IMEDIA UK
It's time we ended our obsession with clickthrough rates
October 21, 2008

Why is it that agencies and clients still continue to place an overblown value on clickthrough rates? One senior agency leader explains why it's time to change attitudes fast.

I continue to be amazed at the constant obsession that agencies and clients have about clickthrough rates. CTR, CTR, CTR! It's fast becoming the dirtiest acronym in media -- or is it? As agencies increase their digital expertise and consistently educate clients about the importance of digital within the wider communications mix, it's become all too easy to refer back to the easiest to understand metric -- the ubiquitous clickthrough rate.
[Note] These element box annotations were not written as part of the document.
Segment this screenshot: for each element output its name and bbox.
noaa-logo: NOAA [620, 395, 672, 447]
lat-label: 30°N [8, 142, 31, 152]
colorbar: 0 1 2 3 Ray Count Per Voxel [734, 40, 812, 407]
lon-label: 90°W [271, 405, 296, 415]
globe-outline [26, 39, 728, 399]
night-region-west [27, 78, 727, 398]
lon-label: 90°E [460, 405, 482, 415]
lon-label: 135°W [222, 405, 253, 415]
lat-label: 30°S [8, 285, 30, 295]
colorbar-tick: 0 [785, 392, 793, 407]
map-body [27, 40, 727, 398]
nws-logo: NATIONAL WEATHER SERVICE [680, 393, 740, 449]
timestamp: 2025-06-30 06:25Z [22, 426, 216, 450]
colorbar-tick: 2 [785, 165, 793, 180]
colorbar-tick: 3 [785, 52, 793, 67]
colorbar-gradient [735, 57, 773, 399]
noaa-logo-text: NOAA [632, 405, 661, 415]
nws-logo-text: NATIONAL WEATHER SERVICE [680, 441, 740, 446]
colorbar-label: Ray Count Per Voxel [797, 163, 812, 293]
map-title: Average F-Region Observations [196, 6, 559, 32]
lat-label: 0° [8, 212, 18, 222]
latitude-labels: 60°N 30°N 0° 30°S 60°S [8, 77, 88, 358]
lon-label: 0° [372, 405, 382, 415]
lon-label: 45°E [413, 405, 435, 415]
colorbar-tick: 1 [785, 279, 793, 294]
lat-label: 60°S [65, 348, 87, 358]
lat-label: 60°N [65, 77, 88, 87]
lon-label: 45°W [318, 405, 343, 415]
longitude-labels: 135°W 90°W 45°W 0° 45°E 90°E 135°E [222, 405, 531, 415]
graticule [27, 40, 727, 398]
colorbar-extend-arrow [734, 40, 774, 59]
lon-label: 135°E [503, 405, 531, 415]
One might argue that this is the most straightforward measure metric to start clients on and helps them understand the basics and build from there. I disagree -- we're missing a big trick and are in danger of oversimplifying a very complicated space by talking to clients in the simplest possible terms, using the simplest possible metric. In order to truly educate clients, we should be overlaying core digital metrics with language that clients already understand -- coverage, frequency, exposure, reach, recall, response and ROI. Ultimately Client X doesn't care what his CTR rate when all he wants to do is increase his brand awareness scores, but because that's what he's been taught by his media and creative agency to be the important metric, he has to crowbar this irrelevant metric into his results and somehow cobble together an explanation that clicks = awareness.
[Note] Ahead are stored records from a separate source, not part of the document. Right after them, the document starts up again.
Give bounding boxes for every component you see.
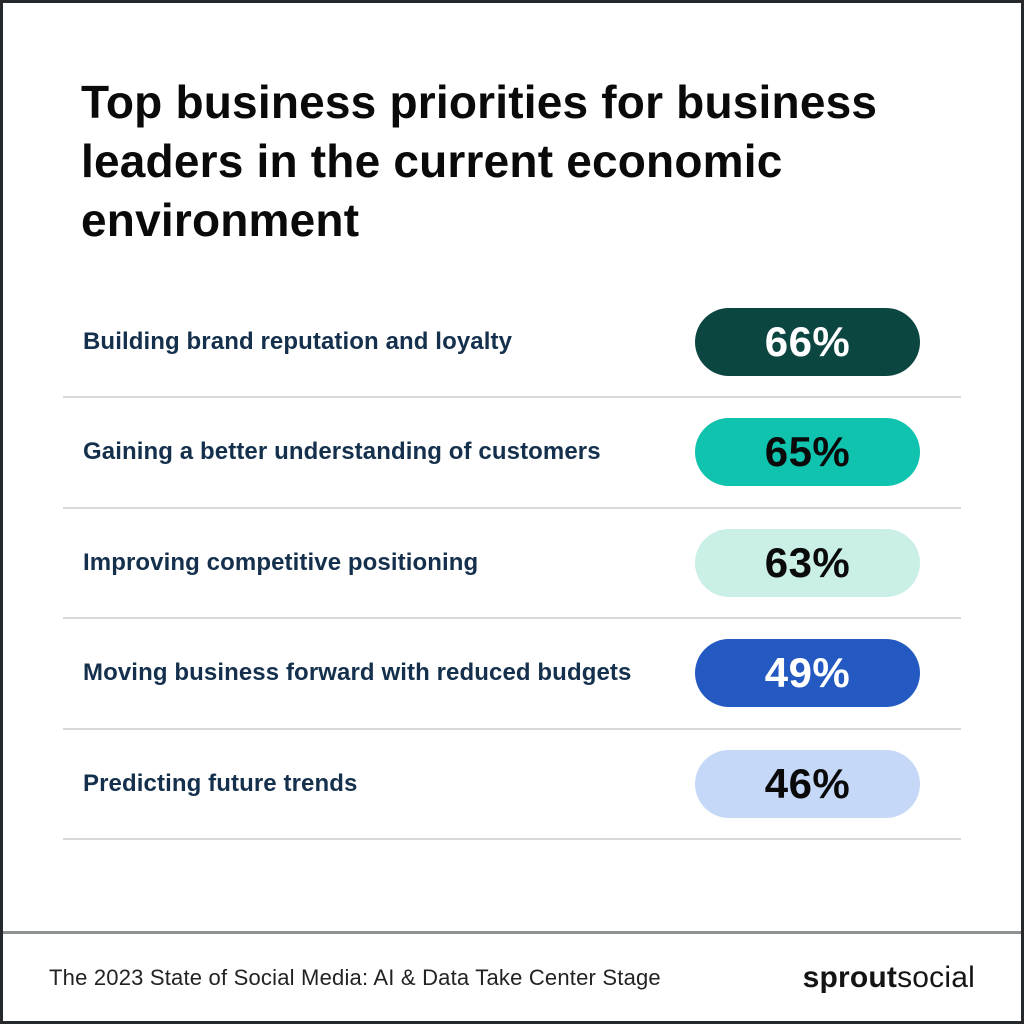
percentage-value: 63% <box>764 538 851 586</box>
report-source-text: The 2023 State of Social Media: AI & Dat… <box>49 964 661 990</box>
list-item: Building brand reputation and loyalty 66… <box>63 288 961 399</box>
list-item: Gaining a better understanding of custom… <box>63 398 961 509</box>
percentage-pill: 49% <box>695 639 920 708</box>
percentage-value: 46% <box>764 759 851 807</box>
list-item: Moving business forward with reduced bud… <box>63 619 961 730</box>
priority-label: Improving competitive positioning <box>83 548 479 576</box>
footer-bar: The 2023 State of Social Media: AI & Dat… <box>3 931 1021 1021</box>
percentage-value: 65% <box>764 428 851 476</box>
logo-sprout-text: sprout <box>802 960 898 994</box>
percentage-pill: 66% <box>695 307 920 376</box>
percentage-pill: 65% <box>695 418 920 487</box>
priority-list: Building brand reputation and loyalty 66… <box>63 288 961 841</box>
sprout-social-logo: sproutsocial <box>803 961 975 995</box>
priority-label: Moving business forward with reduced bud… <box>83 659 632 687</box>
priority-label: Building brand reputation and loyalty <box>83 327 513 355</box>
percentage-value: 49% <box>764 649 851 697</box>
page-title: Top business priorities for business lea… <box>81 76 878 246</box>
priority-label: Gaining a better understanding of custom… <box>83 438 601 466</box>
logo-social-text: social <box>897 960 975 994</box>
list-item: Improving competitive positioning 63% <box>63 509 961 620</box>
percentage-pill: 46% <box>695 749 920 818</box>
list-item: Predicting future trends 46% <box>63 730 961 841</box>
percentage-pill: 63% <box>695 528 920 597</box>
priority-label: Predicting future trends <box>83 769 358 797</box>
percentage-value: 66% <box>764 317 851 365</box>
So what are the alternatives? Ultimately the most sensible approach is to tailor your campaign metrics to your campaign objectives. A great example of this is a campaign that uses VoD to increase reach and frequency of brand TV activity. For the client, the key response metric is likely to be an increase in brand awareness scores and a demonstration of how this awareness converts into increased sales / viewing figures / ticket sales, etc. In a campaign like this, the CTR is irrelevant. What we really need to be talking to the client about is the total amount of exposure the target audience received and whether or not the VoD creative was successful in generating post-impression activity back to the client’s site. Tie this is with some quantitative reasearch and Client X will have a much better picture of the success of the campaign than if he were to just receive a report based on clicks and CTR. So to take it back to traditional terms, a campaign like this should be looking at reach, frequency and brand recall as core metrics of online success.

Key to implementing this type of approach is an understanding of the role of digital in the wider comms mix. Digital isn't a channel or medium -- digital complements and enhances other part of the communications plan, which means that a silo approach where the digital agency / department receives briefs long after the comms planners / comms agency have crafted a solution will never work. Consumers don't consume media in channels, so why should media be planned in channels?

Keen to impress your clients? Drop the obsession with CTR and start looking at the bigger picture. You’ll get better results and your clients will love you for it.

Le'Nise Brothers is head of interactive, PHD Rocket.